Edwin wrenched his mind back around. “The day after they laid the curse on Robin? Yes.”
“For one reason or another, they think Reggie hid the contract—part of the contract—here. It’s why they thought Sir Robert would be able to find it.”
Edwin nodded and stood as well. The puzzle had its claws in him again, and it wasn’t just curiosity that made him want to keep picking at this despite the risks. The ember of his anger had never been extinguished. Walking towards danger was wildly unlike him, but perhaps he could pretend that Robin had passed on some of his courage like a talisman.
“Cup, knife, and coin,” Edwin said. “If we’re to believe the old story, which frankly I’m not sure we should. The hiding place in the statue was small. You couldn’t keep anything there larger than a fist.”
Miss Morrissey paused opening a box of newspapers. “Would it be dangerous to touch? Whatever it is?”
“Perhaps to non-magicians? No, Reggie carried it away with him. Let’s assume not.” A thought. “Could he have been carrying it with him? When he was—when he died?”
She blanched and twisted her ring, uncomfortable. “I don’t know. You could ask the Coopers.”
“No, that doesn’t work either. If the people looking for the contract killed him for being secret-bound, they’d surely have searched him afterwards.” Edwin shuddered, reminded of the casual force with which the fog-masked man had shoved him into the maze. He thought, uneasily, of Robin, who was just as vulnerable to magic as he’d ever been.
For lack of anything else to do, they took the office apart. Again.
They turned up no knives whatsoever, though did unearth a dusty penny coin tucked between wainscoting and floorboards. Miss Morrissey balanced it dubiously on her palm before handing it to Edwin, who slipped it into the pocket of his waistcoat just in case. He remembered Mrs. Sutton saying, He left with it in his pocket.
“It’s very well disguised, if that’s it,” said Miss Morrissey.
There were also plenty of cups, though they were porcelain and painted with primroses, and Miss Morrissey swore all five of them had been untidily stacked in the cupboard from the day she started work there two years ago. Edwin inspected them anyway, then handed them back and watched her restack them. The bright silver ring on her index finger was not quite regular, he noticed when she took the last cup from him. There was a triangular notch in it, deep and neat enough to be due to design rather than misadventure.
Edwin had seen that ring before.
He picked up her hand to look at it and only realised the rudeness of this when she sucked in her breath. He dropped it at once.
“My apologies,” he said. “That ring of yours. Where is it from?”

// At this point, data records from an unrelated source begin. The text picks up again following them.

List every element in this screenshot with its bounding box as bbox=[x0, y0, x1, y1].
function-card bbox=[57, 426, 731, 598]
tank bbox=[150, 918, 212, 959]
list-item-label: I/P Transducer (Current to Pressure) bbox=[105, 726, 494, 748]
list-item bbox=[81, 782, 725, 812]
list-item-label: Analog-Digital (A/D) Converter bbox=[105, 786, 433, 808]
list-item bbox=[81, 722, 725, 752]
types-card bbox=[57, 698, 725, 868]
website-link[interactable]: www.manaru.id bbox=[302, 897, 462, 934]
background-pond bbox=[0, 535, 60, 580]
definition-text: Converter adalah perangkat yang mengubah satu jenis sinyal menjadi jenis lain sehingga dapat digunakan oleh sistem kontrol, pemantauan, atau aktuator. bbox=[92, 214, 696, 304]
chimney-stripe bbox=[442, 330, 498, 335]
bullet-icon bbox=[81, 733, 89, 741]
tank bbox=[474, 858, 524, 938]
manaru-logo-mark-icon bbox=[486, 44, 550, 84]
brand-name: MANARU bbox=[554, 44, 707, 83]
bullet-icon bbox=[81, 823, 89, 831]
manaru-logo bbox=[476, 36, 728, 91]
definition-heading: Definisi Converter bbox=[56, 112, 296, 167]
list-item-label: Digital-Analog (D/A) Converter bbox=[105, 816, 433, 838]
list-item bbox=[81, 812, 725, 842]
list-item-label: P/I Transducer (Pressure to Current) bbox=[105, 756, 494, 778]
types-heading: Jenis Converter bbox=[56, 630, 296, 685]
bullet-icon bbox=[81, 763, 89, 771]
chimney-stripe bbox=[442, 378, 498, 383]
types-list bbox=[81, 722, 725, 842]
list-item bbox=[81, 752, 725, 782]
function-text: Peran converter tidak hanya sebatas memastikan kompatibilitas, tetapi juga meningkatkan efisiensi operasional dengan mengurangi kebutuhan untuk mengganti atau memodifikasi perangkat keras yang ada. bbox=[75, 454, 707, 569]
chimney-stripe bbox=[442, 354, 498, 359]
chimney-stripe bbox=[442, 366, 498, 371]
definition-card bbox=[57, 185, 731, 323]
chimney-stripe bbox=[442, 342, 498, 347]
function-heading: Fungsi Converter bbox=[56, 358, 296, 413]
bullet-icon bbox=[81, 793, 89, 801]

“My ring?” She tugged it off. “It’s not a token from a sweetheart, or anything like that. It was a birthday gift last month, from”—her hand fumbled, holding it out—“Reggie. Only a few weeks late, but you know how he was with remembering dates. Half the time it was a miracle that he had the briefing ready on Wednesdays.” A tremble of excitement entered her voice as Edwin took the ring from her. “Do you think it’s important? It’s not—any of those three things.”
Reggie was bad with dates, and with keeping time in general. And just like that Edwin, rubbing with his finger at the ring’s notch, remembered where he’d seen its twin. Hanging on the inner wall of the Gatlings’ oak-heart clock, which had started going wrong a month ago, as if the oak-heart was running low.
Or if something had disrupted the delicate balance of its magical mechanism.
Edwin’s pulse knocked at the groove of his throat. Cup, coin, knife—that was just a story for children, after all, and this was a coincidence too strong to ignore. Reggie Gatling, who had stumbled upon a secret that people would kill for, and who had been one step ahead of those people right up until the moment he wasn’t, had passed on two silver rings. One of them hidden away in his family’s house; the other hidden in plain sight, right here at the office, exactly where the contract’s seekers expected to find it.
Not much could pass a secret-bind. A jumbled clue to location might have been all an interrogator could wrangle before—well. Before. Edwin’s skin crawled and he set the ring on the desk, then proceeded to cast every detection-spell that he could think of before his magic whimpered down to the dregs. Nothing. Magically, the ring seemed inert.
An object of power has a weight to it. Edwin thought of Mrs. Sutton’s fern-fossil and wanted to growl in frustration at his own ignorance. All he wanted was to know things, when and how he needed to know them. Right now he was failing at that.